Former detainees say they were forced to endure intensive "brain washing" sessions including close study of Communist Party propaganda. The Chinese government has defended these camps as a means of fighting what they claim is a rising tide of extremism in Xinjiang.

"The United States must hold accountable officials in the Chinese government and Communist Party responsible for gross violations of human rights and possible crimes against humanity, including the internment in 'political reeducation' camps of as many as a million Uyghur and other predominantly Muslim minorities," Rubio said in a statement.

The legislation urges President Donald Trump to condemn the abuses.

"The President needs to have a clear and consistent approach to China, and not turn a blind eye as a million Muslims are unjustly imprisoned and forced into labor camps by an autocratic regime," Menendez said.

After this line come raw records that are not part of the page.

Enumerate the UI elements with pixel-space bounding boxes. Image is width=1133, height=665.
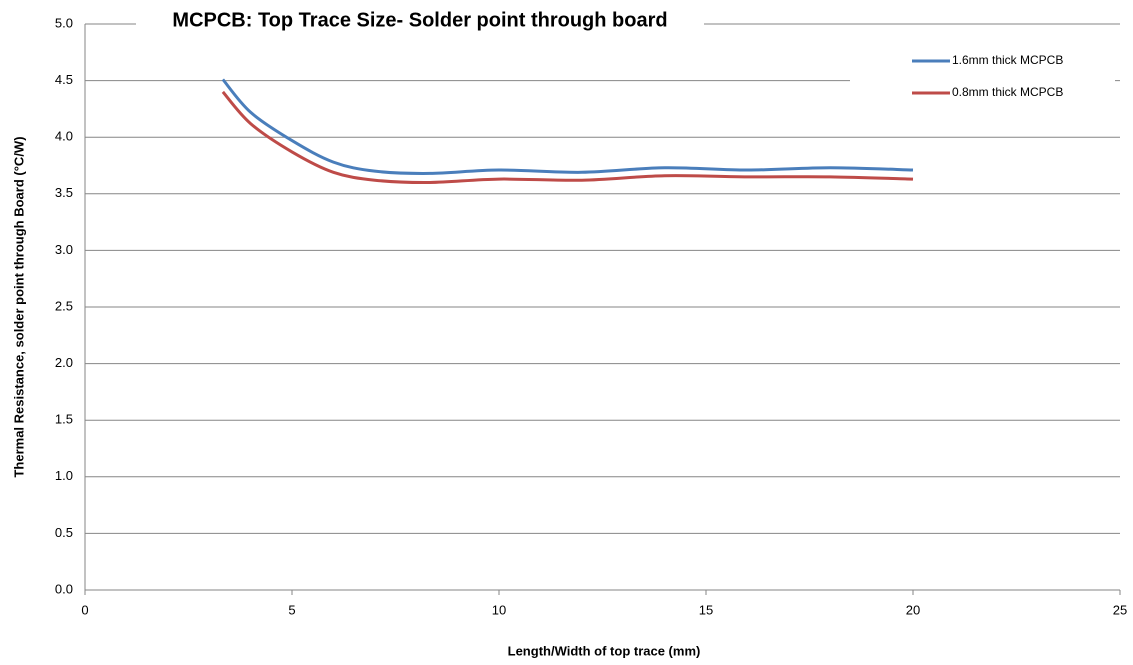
y-tick-label: 1.0 xyxy=(55,468,73,483)
series-line xyxy=(221,78,914,175)
x-axis-title: Length/Width of top trace (mm) xyxy=(508,643,701,658)
y-tick-label: 5.0 xyxy=(55,15,73,30)
y-tick-label: 3.0 xyxy=(55,242,73,257)
y-tick-label: 4.0 xyxy=(55,129,73,144)
y-tick-label: 0.5 xyxy=(55,525,73,540)
y-tick-label: 3.5 xyxy=(55,185,73,200)
x-tick-label: 20 xyxy=(906,602,920,617)
y-tick-label: 1.5 xyxy=(55,412,73,427)
y-axis-title: Thermal Resistance, solder point through… xyxy=(11,136,26,477)
chart-title: MCPCB: Top Trace Size- Solder point thro… xyxy=(172,9,667,31)
y-tick-label: 0.0 xyxy=(55,581,73,596)
legend-box xyxy=(850,44,1115,114)
title-box xyxy=(136,8,704,38)
x-tick-label: 10 xyxy=(492,602,506,617)
x-tick-label: 15 xyxy=(699,602,713,617)
x-tick-label: 0 xyxy=(81,602,88,617)
x-tick-label: 25 xyxy=(1113,602,1127,617)
y-tick-label: 2.0 xyxy=(55,355,73,370)
x-tick-label: 5 xyxy=(288,602,295,617)
legend-label: 1.6mm thick MCPCB xyxy=(952,53,1063,67)
y-tick-label: 4.5 xyxy=(55,72,73,87)
legend-label: 0.8mm thick MCPCB xyxy=(952,85,1063,99)
series-line xyxy=(221,90,914,185)
y-tick-label: 2.5 xyxy=(55,298,73,313)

The lawmakers call for the State Department to consider Global Magnitsky Act and related sanctions on Chinese government officials "including Xinjiang Party Secretary Chen Quanguo and other officials credibly alleged to be responsible for human rights abuses in Xinjiang." It also recommends the creation of a special coordinator for Xinjiang position at the State Department to arrange the diplomatic and political response to the violations against the Uyghurs.

"The internment of over a million Uyghurs and other Muslims in China is a staggering evil and should be treated by the international community as a crime against humanity," Smith said in a statement. "As a start, Chinese government officials should be held accountable for their complicity in gross violations of human rights and U.S. businesses should be barred from helping China create a high-tech police state in Xinjiang province."

The legislation compels the director of national intelligence, the FBI director, the CEO of the US Agency for Global Media and the secretary of state to produce reports for Congress related to security risks, protection of US citizens from intimidation, the Chinese disinformation efforts and scope of the abuses, respectively.

Asked about the bills, a State Department spokesperson said they do not comment on pending legislation.

Vice President Mike Pence, Secretary of State Mike Pompeo and US Ambassador to the UN Nikki Haley have spoken out about the detention of the Uyghurs. During the US-China Security and Diplomatic Dialogue last week, Pompeo said he had a "good conversation" with his Chinese counterparts on the issue. However, Chinese Politburo Member Yang Jiechi seemed to defend China's treatment of the Uyghur in Xinjiang as a matter of "China's internal affairs" and said "foreign countries have no right to interfere."

"Within the confines of law, the government has taken steps to crack down on ethnic separatist activities and violent terrorist crimes to safeguard national security and life and property of the people," Yang said.